Si discute da diversi giorni circa l’opportunità di modificare sui documenti, ad esempio i documenti legati alla scuola dei bambini, la dicitura madre o padre in favore di una più neutra dicitura “genitore”.
La proposta arriva da Camilla Seibezzi, consigliera del comune di Venezia con delega ai diritti civili, che per questa proposta è anche stata minacciata di morte, a segnalare come al solito la “civiltà” del nostro Paese in cui si reagisce con la violenza alle proposte di apertura ed inclusione sociale.

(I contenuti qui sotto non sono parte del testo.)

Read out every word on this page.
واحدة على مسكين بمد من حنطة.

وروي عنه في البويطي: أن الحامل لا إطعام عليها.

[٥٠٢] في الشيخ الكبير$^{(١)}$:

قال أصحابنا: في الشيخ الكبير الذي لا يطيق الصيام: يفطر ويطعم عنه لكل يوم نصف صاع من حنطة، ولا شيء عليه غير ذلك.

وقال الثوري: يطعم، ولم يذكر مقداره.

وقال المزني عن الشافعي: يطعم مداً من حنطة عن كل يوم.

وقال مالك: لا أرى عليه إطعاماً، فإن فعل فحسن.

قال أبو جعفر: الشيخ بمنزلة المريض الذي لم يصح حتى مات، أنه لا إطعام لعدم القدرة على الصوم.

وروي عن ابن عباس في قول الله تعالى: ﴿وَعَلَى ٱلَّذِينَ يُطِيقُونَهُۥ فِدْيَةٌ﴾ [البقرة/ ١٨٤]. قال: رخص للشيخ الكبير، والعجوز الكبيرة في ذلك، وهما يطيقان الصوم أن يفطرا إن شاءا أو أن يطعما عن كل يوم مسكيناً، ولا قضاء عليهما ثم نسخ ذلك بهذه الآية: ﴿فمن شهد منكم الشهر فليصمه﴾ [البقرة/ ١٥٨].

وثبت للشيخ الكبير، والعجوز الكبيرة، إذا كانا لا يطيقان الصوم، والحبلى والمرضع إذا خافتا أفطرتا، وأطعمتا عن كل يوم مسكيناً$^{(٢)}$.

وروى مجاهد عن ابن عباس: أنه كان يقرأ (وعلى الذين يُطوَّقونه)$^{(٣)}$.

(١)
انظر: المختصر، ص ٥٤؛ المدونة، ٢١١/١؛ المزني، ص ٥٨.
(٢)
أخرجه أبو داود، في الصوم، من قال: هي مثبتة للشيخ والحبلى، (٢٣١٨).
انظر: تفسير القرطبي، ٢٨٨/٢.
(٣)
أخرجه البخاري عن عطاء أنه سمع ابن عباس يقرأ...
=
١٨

L’uso di questa formula ha come vantaggio per quello che riguarda la semplificazione in certe situazioni. Ci sono infatti dei bambini che hanno due mamme, oppure dei bambini con due papà e in questi contesti comunque occorre essere in grado di offrire degli strumenti di riconoscimento, soprattutto ai bambini e di conseguenza alle famiglie stesse.
Altra cosa è invece la possibilità di inserire accanto alla dicitura genitore anche il numero 1 oppure 2. In questo caso il risultato che si viene a creare è più problematico che semplificante, perché inserisce di per sè un criterio di valore come se ci fosse un genitore che vada per primo ( il numero 1) e uno invece che arrivi subito dietro (il numero 2), andando così a creare una visione d’insieme un po’ sbilanciata, e sostanzialmente andando a complicare e non ad aiutare.
Per chi si sentisse di storcere il naso di fronte a certi provvedimenti è importante ricordare che:
- le famiglie vanno comunque tutelate e riconosciute,
- non sono in discussione la parola “madre” o “padre”, ma più semplicemente sono in discussione certi modi di pensare la famiglia, non sempre corrispondenti alla società in cui viviamo, in cui le forme di famiglia sono diverse e molteplici.
In più, Europa questa è una pratica già utilizzata da tempo. E voi unimamme, che ne pensate?